Mumsnet is funny at times.....move on 4 years.
"My daughter is 16, leaves her dirty underwear and rubbish on her bedroom floor for me to clean up as I've always done"
People respond

"You made a rod for your own back"
"Your daughter needed to learn at 12 not to treat you as a maid"
Etc etc etc.

AmysTiara · 20/01/2017 21:19

I'm surprised by these responses. I thought it was quite messy. Not a tip but not tidy.

I'm not a neat freak either.

toconclude · 20/01/2017 21:23

DS1 could make the living room worse than that. And suggest that people could "just step over things" on the way to the kitchen rather than that he clear up. Bedroom was...indescribable.
That room is peachy.

suchafuss · 20/01/2017 21:53

Public shaming your own daughter? Nice!Hmm

jamdonut · 20/01/2017 21:57

That's really tidy compared to how my daughter used to leave her room.
She's so much better since she went to uni, but, when she comes home it starts to build up again...Hmm. (She doesn't let her room in her shared house get like this!!!)

I just refuse to tidy it. She will climb over piles of clothes etc to get in and out of bed.
She has crisp packets, sweet wrappers,damp towels etc etc...Urgh. she doesn't know why she does this. I don't know why...It's not for the want of trying to get her to keep it tidy, since she was a kid. I used to end up doing it, but by the time she hit 13 I gave up.
She will EVENTUALLY bring down mugs and glasses and various other crockery, when I have to moan that my shelves are looking a bit empty, or she can't find a clean one to use...

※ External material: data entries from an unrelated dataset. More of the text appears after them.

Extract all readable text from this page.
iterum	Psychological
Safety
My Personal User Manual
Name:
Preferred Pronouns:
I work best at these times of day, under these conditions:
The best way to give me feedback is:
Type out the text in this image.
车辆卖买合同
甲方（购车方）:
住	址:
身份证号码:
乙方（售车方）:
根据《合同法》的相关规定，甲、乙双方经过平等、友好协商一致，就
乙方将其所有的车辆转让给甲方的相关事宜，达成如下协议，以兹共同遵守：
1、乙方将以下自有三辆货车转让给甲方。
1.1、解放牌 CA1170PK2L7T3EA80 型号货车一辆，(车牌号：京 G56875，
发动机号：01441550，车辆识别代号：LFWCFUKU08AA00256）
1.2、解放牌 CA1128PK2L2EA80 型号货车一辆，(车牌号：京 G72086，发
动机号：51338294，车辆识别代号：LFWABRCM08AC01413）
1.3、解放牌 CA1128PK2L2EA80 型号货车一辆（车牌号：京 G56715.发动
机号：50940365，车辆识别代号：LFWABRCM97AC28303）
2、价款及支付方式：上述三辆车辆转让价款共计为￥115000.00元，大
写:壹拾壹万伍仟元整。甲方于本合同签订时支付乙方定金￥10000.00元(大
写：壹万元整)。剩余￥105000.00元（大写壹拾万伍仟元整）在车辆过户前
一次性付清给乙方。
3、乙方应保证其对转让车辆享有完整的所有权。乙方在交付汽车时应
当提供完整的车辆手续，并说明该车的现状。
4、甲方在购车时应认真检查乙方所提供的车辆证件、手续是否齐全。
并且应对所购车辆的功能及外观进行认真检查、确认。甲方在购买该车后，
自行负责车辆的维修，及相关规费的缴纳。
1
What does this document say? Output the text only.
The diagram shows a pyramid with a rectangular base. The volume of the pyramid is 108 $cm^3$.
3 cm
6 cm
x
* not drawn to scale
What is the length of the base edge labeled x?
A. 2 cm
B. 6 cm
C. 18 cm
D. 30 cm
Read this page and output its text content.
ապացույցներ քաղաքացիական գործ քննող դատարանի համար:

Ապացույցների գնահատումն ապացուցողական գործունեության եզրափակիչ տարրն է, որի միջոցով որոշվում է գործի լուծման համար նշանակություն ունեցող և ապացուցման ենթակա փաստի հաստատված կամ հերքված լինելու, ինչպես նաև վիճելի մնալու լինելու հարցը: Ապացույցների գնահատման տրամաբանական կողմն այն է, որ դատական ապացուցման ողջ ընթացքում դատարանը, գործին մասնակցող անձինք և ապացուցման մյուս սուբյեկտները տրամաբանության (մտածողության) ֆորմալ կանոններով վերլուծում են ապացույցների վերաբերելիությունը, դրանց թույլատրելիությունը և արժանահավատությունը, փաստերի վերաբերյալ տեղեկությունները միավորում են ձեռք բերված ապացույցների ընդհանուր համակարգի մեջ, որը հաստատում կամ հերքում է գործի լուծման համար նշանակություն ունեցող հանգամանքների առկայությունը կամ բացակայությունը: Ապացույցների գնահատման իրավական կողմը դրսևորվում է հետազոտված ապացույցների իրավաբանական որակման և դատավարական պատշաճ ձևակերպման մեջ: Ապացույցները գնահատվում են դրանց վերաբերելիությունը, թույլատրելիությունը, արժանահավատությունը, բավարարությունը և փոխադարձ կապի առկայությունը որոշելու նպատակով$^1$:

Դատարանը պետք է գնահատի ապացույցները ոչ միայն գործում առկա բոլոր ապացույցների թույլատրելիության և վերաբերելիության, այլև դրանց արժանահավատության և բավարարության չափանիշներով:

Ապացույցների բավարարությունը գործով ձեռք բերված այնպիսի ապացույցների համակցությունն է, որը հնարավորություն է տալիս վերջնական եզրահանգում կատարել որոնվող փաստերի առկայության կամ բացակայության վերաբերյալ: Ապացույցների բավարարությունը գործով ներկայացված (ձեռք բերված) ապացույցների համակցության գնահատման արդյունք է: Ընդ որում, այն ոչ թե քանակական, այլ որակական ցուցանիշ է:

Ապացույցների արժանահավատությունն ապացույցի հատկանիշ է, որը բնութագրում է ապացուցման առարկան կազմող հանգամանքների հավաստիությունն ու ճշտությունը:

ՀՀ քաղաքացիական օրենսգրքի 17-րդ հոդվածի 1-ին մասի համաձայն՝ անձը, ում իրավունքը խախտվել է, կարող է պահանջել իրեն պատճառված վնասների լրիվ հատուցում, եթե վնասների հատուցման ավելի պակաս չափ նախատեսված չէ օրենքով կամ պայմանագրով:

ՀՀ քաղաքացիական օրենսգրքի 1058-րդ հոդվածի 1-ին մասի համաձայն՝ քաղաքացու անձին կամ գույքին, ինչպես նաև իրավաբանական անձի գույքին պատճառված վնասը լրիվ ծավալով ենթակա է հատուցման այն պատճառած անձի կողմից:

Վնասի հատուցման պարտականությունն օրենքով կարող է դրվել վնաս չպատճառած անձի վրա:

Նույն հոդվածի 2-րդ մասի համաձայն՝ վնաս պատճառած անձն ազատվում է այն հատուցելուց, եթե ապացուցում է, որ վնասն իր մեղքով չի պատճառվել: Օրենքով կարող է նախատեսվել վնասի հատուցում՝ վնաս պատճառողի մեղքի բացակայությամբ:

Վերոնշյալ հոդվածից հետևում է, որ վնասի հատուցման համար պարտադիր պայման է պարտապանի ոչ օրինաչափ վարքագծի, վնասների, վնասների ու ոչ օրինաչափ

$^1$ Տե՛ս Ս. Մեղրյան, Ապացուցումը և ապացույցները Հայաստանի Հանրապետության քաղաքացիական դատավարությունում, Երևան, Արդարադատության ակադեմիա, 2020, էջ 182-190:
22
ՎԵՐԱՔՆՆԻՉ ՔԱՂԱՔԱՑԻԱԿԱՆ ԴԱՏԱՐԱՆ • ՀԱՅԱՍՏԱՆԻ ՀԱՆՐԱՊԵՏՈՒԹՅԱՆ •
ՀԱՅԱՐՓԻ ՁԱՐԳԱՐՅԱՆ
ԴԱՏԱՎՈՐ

picklemepopcorn · 20/01/2017 22:03

Love those high ceilings... < misses point of thread>

Macaroni22 · 20/01/2017 22:05

Yabu that is not messy at all and Yabu for posting photos of her bedroom on the Internet.

ToadsforJustice · 20/01/2017 22:11

Remove the photos. Back off and give your daughter her space and privacy. You sound like a nightmare and you should show your daughter some respect.

sippingginandlemon · 20/01/2017 23:35

I can see the carpet! That's a tidy room as far as my daughter is concerned (dd12)

Solo · 21/01/2017 00:38

Re the bed size ~ Thanks sorry, from the picture it looks like a single bed.